Department of Sociology
October 8, 2025

Philipp Brandt

Colloquia

Inside Data Science: Hackers and the Making of a New Profession

Data scientists dominated conversations in the big-data era. Industries, disciplines, and public agencies that had done well without coding and math sought new specialists, while many academics looked on with skepticism. Curiously, the new hires had no clear tasks and felt uneasy under the spotlight. How did some scattered nerds and hackers turn mostly familiar and partly questionable ideas into a new profession? My analysis draws on the history of quantitative thought, a reflexive data science-of-data science exercise, and three years of observations of semi-public gatherings in New York City’s tech scene in the early 2010s. It shows how participants devised the technical machinery for seeing the world through datasets. Counterintuitively, they also analyzed the social surroundings of their technical work. Going beyond the theoretical divide between expert work as a formal or informal affair, this study reveals relational discipline and reflexive creativity as meso-level mechanisms of professional emergence.

Bio

Philipp Brandt(From https://www.sciencespo.fr/cso/en/directory/brandt-philipp/)

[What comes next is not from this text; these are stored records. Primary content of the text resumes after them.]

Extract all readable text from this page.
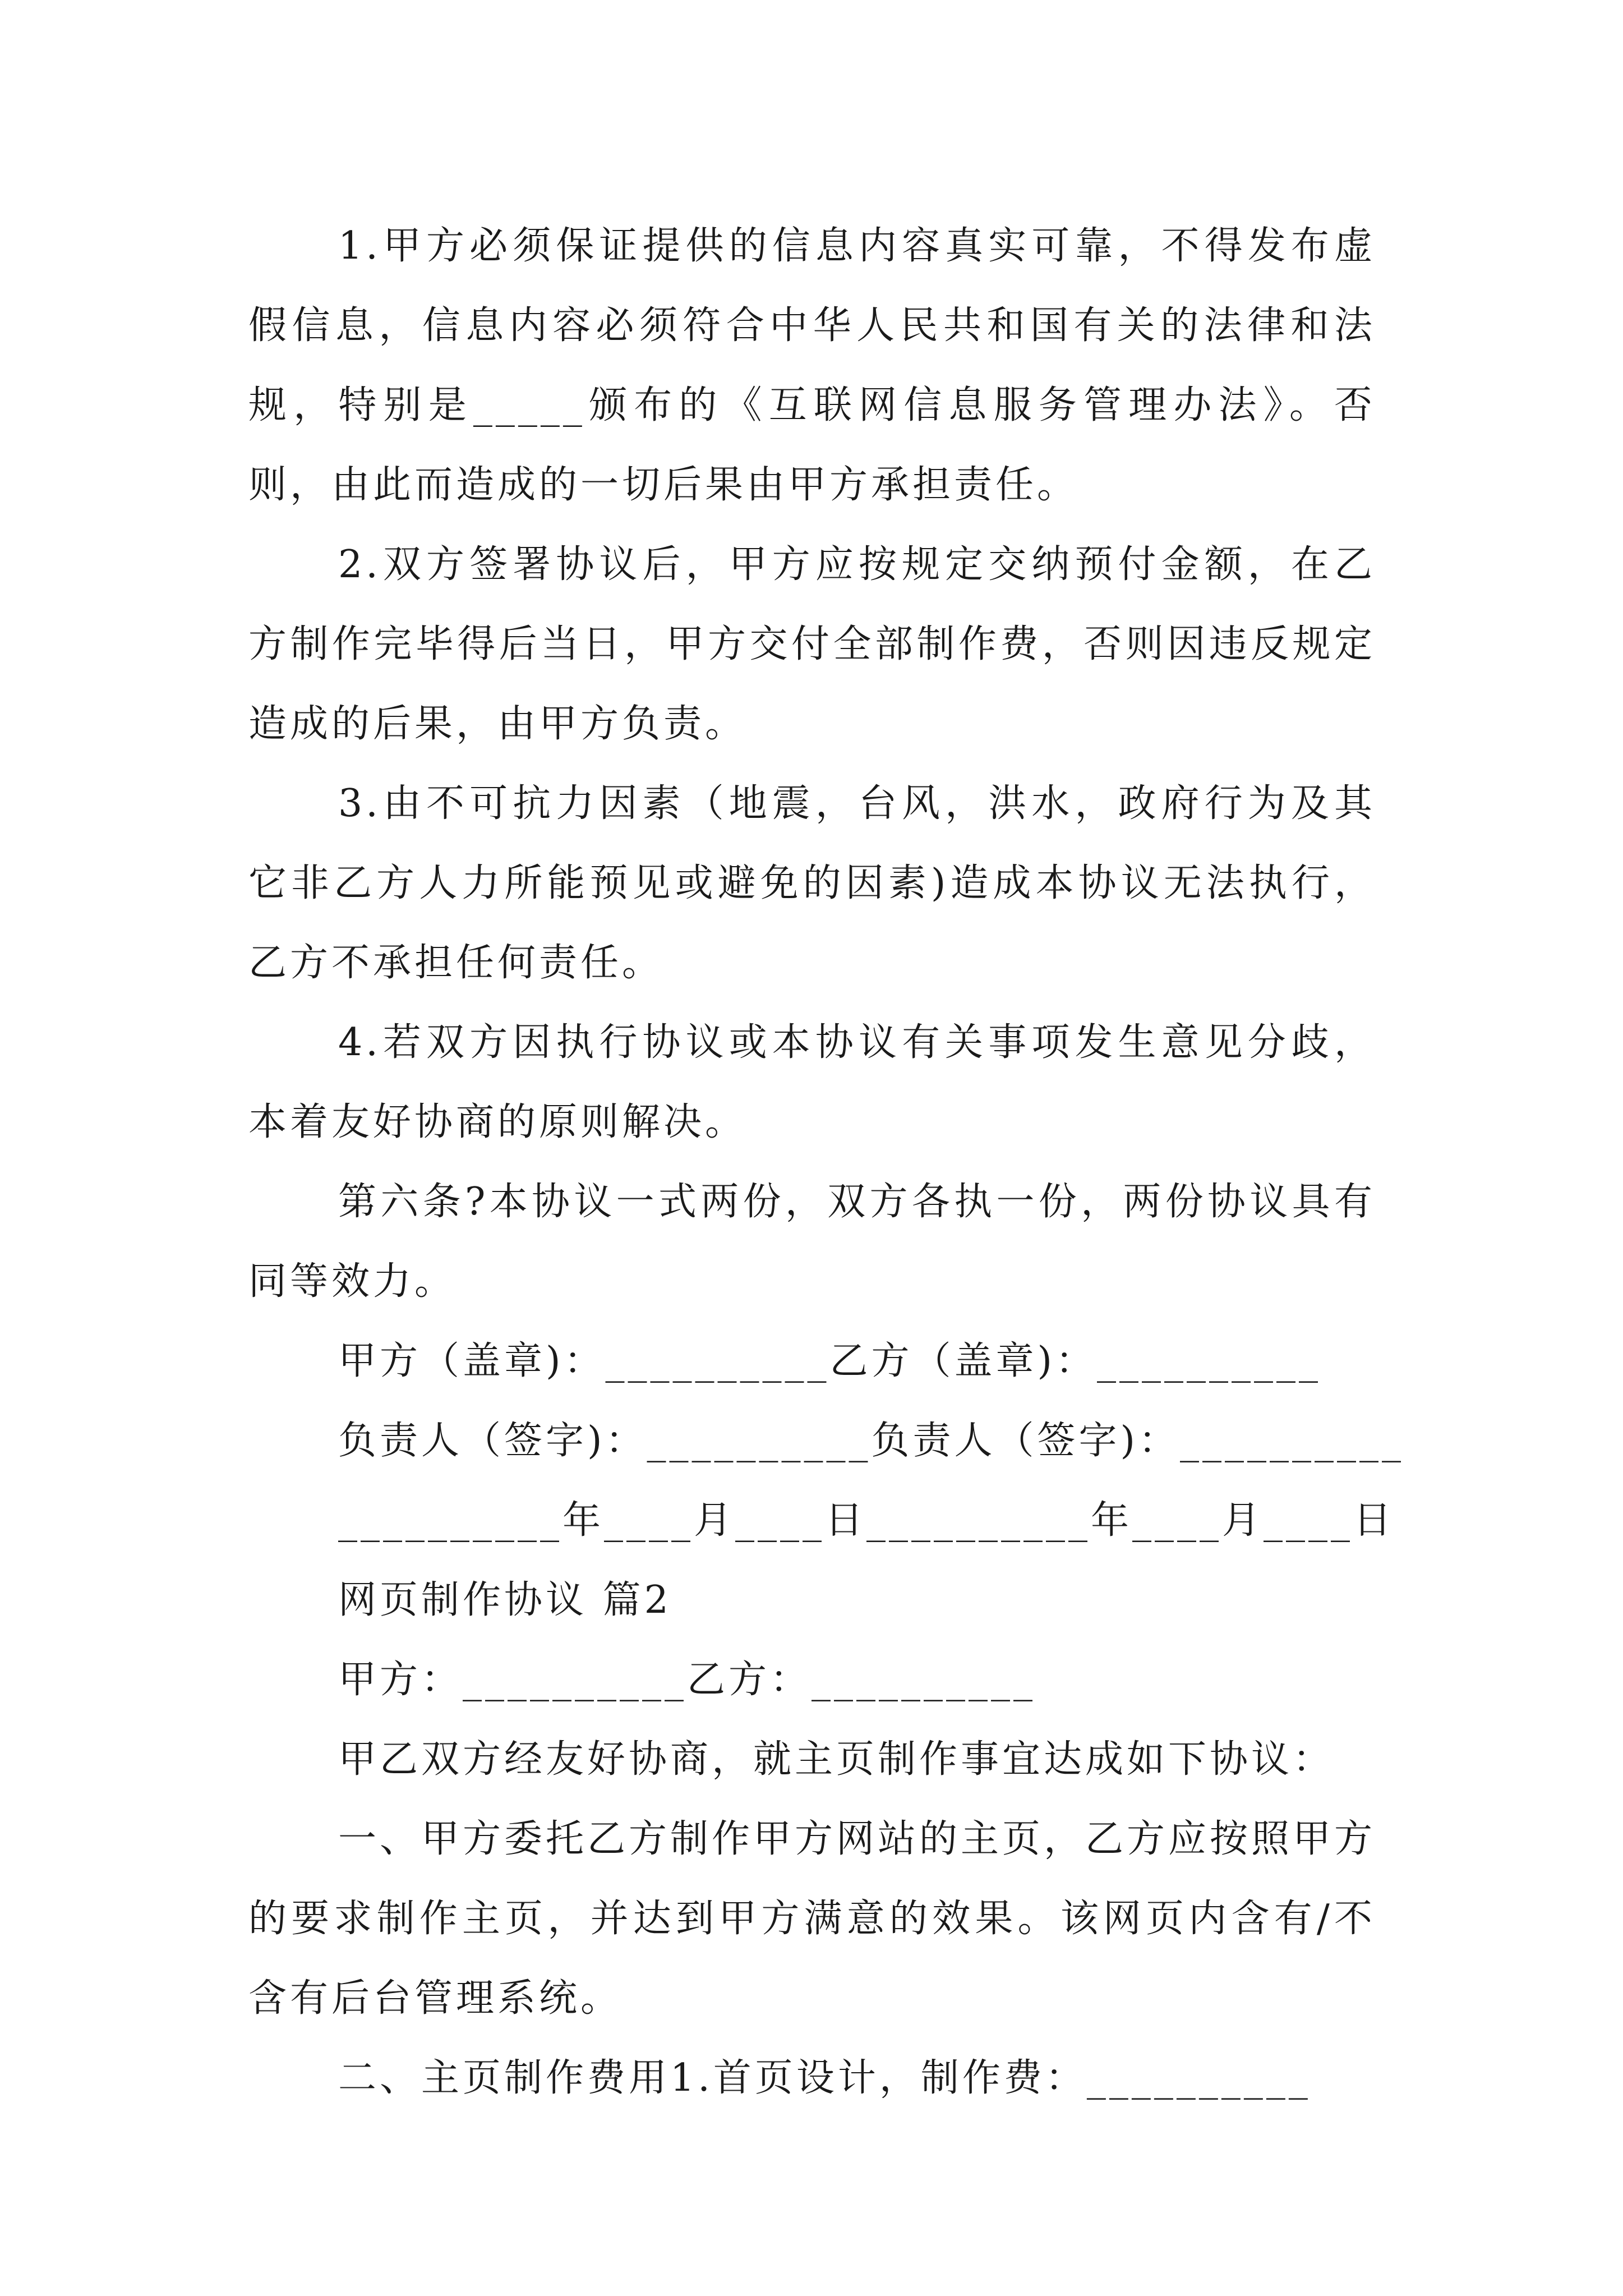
1.甲方必须保证提供的信息内容真实可靠，不得发布虚假信息，信息内容必须符合中华人民共和国有关的法律和法规，特别是_____颁布的《互联网信息服务管理办法》。否则，由此而造成的一切后果由甲方承担责任。

2.双方签署协议后，甲方应按规定交纳预付金额，在乙方制作完毕得后当日，甲方交付全部制作费，否则因违反规定造成的后果，由甲方负责。

3.由不可抗力因素（地震，台风，洪水，政府行为及其它非乙方人力所能预见或避免的因素)造成本协议无法执行，乙方不承担任何责任。

4.若双方因执行协议或本协议有关事项发生意见分歧，本着友好协商的原则解决。

第六条?本协议一式两份，双方各执一份，两份协议具有同等效力。

甲方（盖章)：__________乙方（盖章)：__________

负责人（签字)：__________负责人（签字)：__________

__________年____月____日__________年____月____日

网页制作协议 篇2

甲方：__________乙方：__________

甲乙双方经友好协商，就主页制作事宜达成如下协议：

一、甲方委托乙方制作甲方网站的主页，乙方应按照甲方的要求制作主页，并达到甲方满意的效果。该网页内含有/不含有后台管理系统。

二、主页制作费用1.首页设计，制作费：__________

Philipp Brandt studies emerging professions, expert work and their effects in historical, economic and technological settings. His main project analyzes the construction of a professional “data scientist” identity in New York City's tech community.

In a new project, he shifts focus to the dying profession of yellow cab drivers. Philipp combines computational methods with qualitative field observations to address these issues.

In 2023, Philipp Brandt was awarded a starting grant from the European Research Council on the returns to work in occupational, relational, and corporate settings (2023-2028) project.